伝染性単核症とは、唾液を介してエプスタイン・バール・ウイルスが感染する感染症で、キス病と呼ばれています。

初感染は小児期に最も多く見られますが多くは発症しません。ウイルス感染を免れてきた10~20歳代が感染すると5~10%に発症します。

症状としては、感染して4~8週後に筋肉痛や頭痛、微熱などが見られ、その後、38℃の発熱、咽頭痛、倦怠感、頸部リンパ節腫脹などが生じます。

発症すると、その半数に左上腹部にある脾臓の腫れが見られます。
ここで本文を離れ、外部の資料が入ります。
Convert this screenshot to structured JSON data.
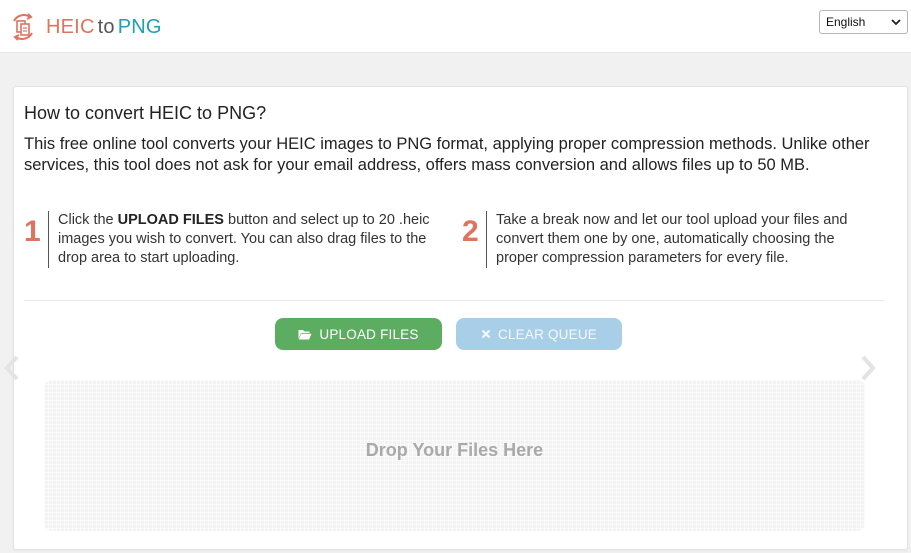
{
  "header": {
    "logo": {
      "part1": "HEIC",
      "part2": "to",
      "part3": "PNG"
    },
    "language": {
      "selected": "English"
    }
  },
  "main": {
    "title": "How to convert HEIC to PNG?",
    "intro": "This free online tool converts your HEIC images to PNG format, applying proper compression methods. Unlike other services, this tool does not ask for your email address, offers mass conversion and allows files up to 50 MB.",
    "steps": [
      {
        "number": "1",
        "pre": "Click the ",
        "bold": "UPLOAD FILES",
        "post": " button and select up to 20 .heic images you wish to convert. You can also drag files to the drop area to start uploading."
      },
      {
        "number": "2",
        "text": "Take a break now and let our tool upload your files and convert them one by one, automatically choosing the proper compression parameters for every file."
      }
    ],
    "buttons": {
      "upload": "UPLOAD FILES",
      "clear": "CLEAR QUEUE"
    },
    "dropzone": "Drop Your Files Here"
  },
  "colors": {
    "accent_orange": "#e0735f",
    "accent_teal": "#1ea0b3",
    "upload_green": "#5cad62",
    "clear_blue": "#a9cfe8"
  },
  "icons": [
    "convert-files-icon",
    "chevron-down-icon",
    "folder-open-icon",
    "close-icon",
    "chevron-left-icon",
    "chevron-right-icon"
  ]
}
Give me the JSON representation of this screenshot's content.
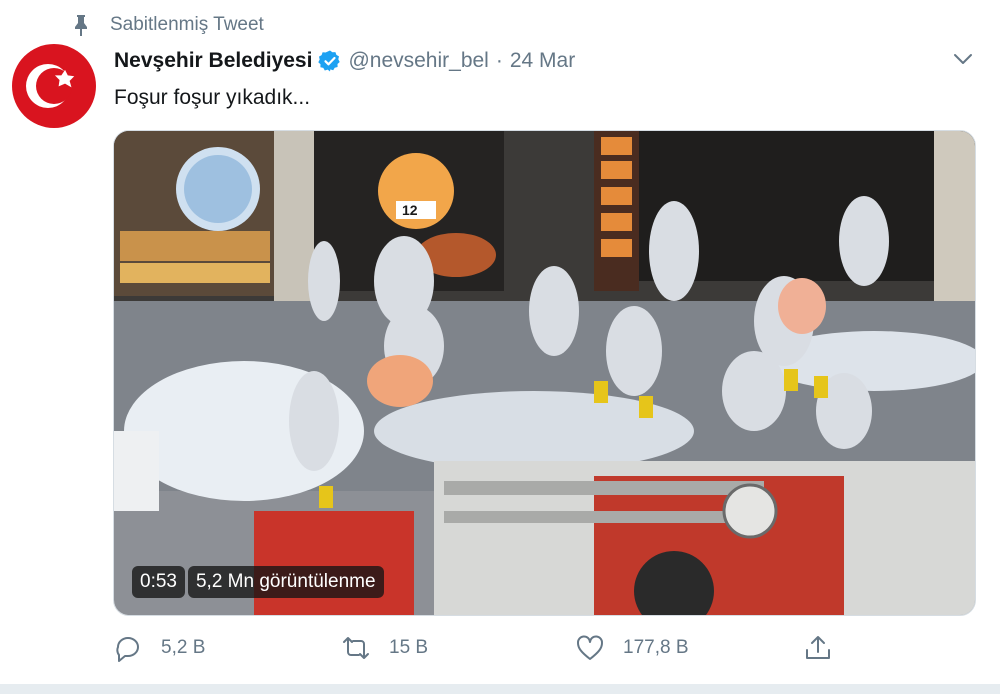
{
  "pinned": {
    "label": "Sabitlenmiş Tweet",
    "icon": "pin-icon"
  },
  "author": {
    "display_name": "Nevşehir Belediyesi",
    "handle": "@nevsehir_bel",
    "separator": "·",
    "date": "24 Mar",
    "verified": true,
    "avatar_icon": "turkish-flag-avatar"
  },
  "tweet": {
    "text": "Foşur foşur yıkadık..."
  },
  "video": {
    "duration": "0:53",
    "views": "5,2 Mn görüntülenme",
    "sign_text": "12"
  },
  "actions": {
    "reply_count": "5,2 B",
    "retweet_count": "15 B",
    "like_count": "177,8 B"
  },
  "colors": {
    "verified_blue": "#1da1f2",
    "secondary_text": "#657786",
    "flag_red": "#e30a17"
  }
}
まれにこの脾腫が突然破裂(脾破裂)して、命にかかわることがあります。

診断は、症状や診察、血液検査により確定します。ただし、初期の場合には血液検査が陽性にならないことがあります。

通常は自然に軽快します。治療のゴールは、症状を和らげることです。抗菌薬や抗ウイルス薬は無効です。
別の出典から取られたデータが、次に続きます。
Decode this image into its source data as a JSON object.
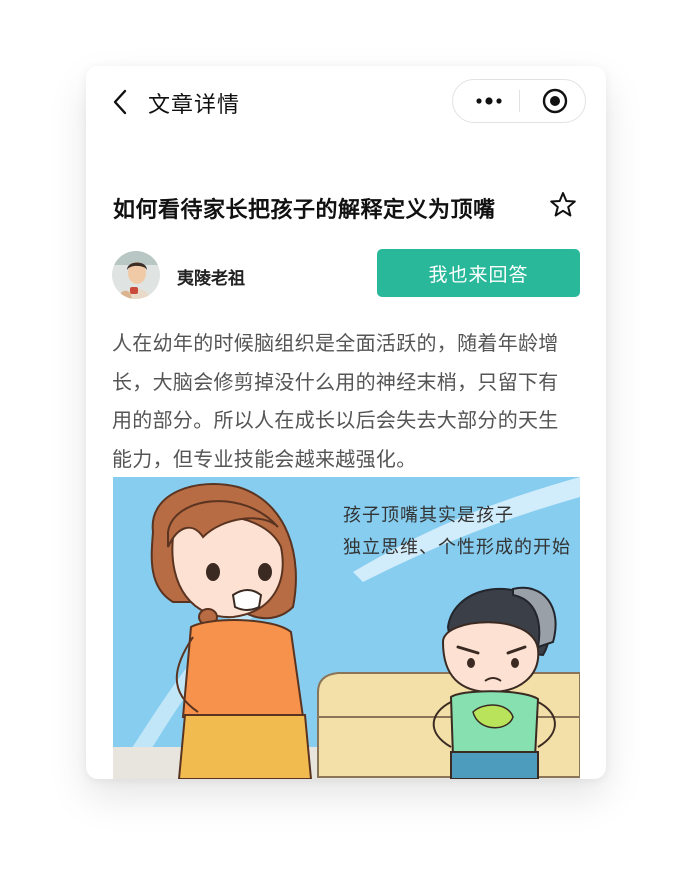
{
  "nav": {
    "title": "文章详情",
    "back_icon": "chevron-left-icon",
    "more_icon": "more-dots-icon",
    "close_icon": "target-close-icon"
  },
  "article": {
    "title": "如何看待家长把孩子的解释定义为顶嘴",
    "favorite_icon": "star-outline-icon",
    "author": {
      "name": "夷陵老祖",
      "avatar_icon": "user-avatar"
    },
    "answer_button_label": "我也来回答",
    "answer_button_color": "#29b99a",
    "body_lines": [
      "人在幼年的时候脑组织是全面活跃的，随着年龄增",
      "长，大脑会修剪掉没什么用的神经末梢，只留下有",
      "用的部分。所以人在成长以后会失去大部分的天生",
      "能力，但专业技能会越来越强化。"
    ],
    "illustration": {
      "caption_lines": [
        "孩子顶嘴其实是孩子",
        "独立思维、个性形成的开始"
      ]
    }
  }
}
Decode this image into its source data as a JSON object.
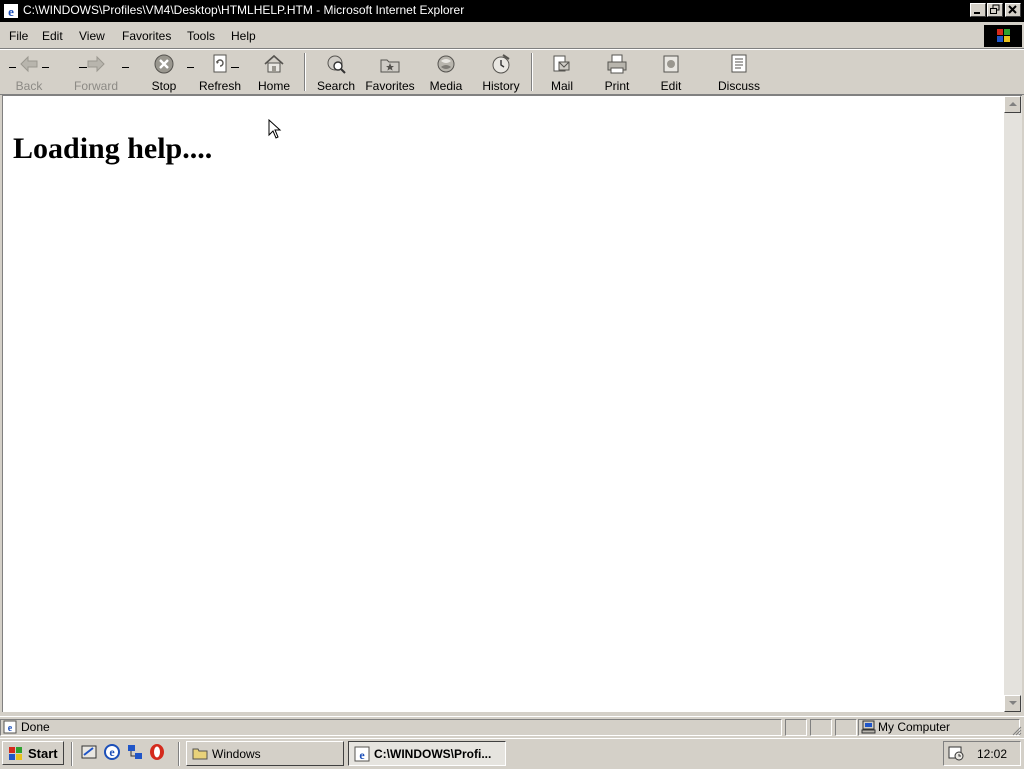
{
  "window": {
    "title": "C:\\WINDOWS\\Profiles\\VM4\\Desktop\\HTMLHELP.HTM - Microsoft Internet Explorer"
  },
  "menu": {
    "items": [
      {
        "label": "File"
      },
      {
        "label": "Edit"
      },
      {
        "label": "View"
      },
      {
        "label": "Favorites"
      },
      {
        "label": "Tools"
      },
      {
        "label": "Help"
      }
    ]
  },
  "toolbar": {
    "back": "Back",
    "forward": "Forward",
    "stop": "Stop",
    "refresh": "Refresh",
    "home": "Home",
    "search": "Search",
    "favorites": "Favorites",
    "media": "Media",
    "history": "History",
    "mail": "Mail",
    "print": "Print",
    "edit": "Edit",
    "discuss": "Discuss"
  },
  "page": {
    "heading": "Loading help...."
  },
  "status": {
    "text": "Done",
    "zone": "My Computer"
  },
  "taskbar": {
    "start": "Start",
    "tasks": [
      {
        "label": "Windows"
      },
      {
        "label": "C:\\WINDOWS\\Profi..."
      }
    ],
    "clock": "12:02"
  },
  "colors": {
    "chrome": "#d4d0c8",
    "titlebar": "#000000",
    "content": "#ffffff"
  }
}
咽頭痛や筋肉痛、発熱はアセトアミノフェンやイブプロフェンなどの市販薬で治療します。肝障害や腎機能障害を防ぐため、用量をきちんと守りましょう。アスピリンは15歳以下ではライ症候群や肝障害の恐れがあるので使用しません。

通常2~4週間で症状は軽減し、食欲も回復してきます。ただし、数週間から数カ月、倦怠感が持続することがあります。
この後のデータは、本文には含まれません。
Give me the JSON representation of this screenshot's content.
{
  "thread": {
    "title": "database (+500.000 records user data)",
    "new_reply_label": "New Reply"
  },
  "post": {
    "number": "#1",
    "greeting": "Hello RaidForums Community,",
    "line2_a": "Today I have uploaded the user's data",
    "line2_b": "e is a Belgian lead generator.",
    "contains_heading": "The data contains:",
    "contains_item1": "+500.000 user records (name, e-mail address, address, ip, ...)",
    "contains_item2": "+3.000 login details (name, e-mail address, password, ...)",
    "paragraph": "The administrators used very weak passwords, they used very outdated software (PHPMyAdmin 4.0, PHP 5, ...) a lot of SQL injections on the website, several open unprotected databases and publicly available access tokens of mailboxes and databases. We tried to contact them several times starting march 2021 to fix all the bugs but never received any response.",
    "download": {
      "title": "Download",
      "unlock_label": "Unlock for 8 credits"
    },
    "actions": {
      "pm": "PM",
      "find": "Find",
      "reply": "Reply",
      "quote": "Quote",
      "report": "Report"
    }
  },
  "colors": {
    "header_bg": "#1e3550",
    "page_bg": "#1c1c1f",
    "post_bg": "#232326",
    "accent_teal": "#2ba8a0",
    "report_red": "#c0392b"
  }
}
脾腫は2週間以上持続します。回復する3~4週間は、激しい運動や接触の多い競技は控えましょう。高いレベルで競技活動を行っている場合は、以前のように競技ができるまでに時間がかかることがあります。

普段の生活で気をつけてほしいこと
  • 感染初期は十分に休養しましょう。
  • 十分な水分を補給しましょう。
  • 発症しているときはキスを避け、食器やグラスを共有しないようにしましょう。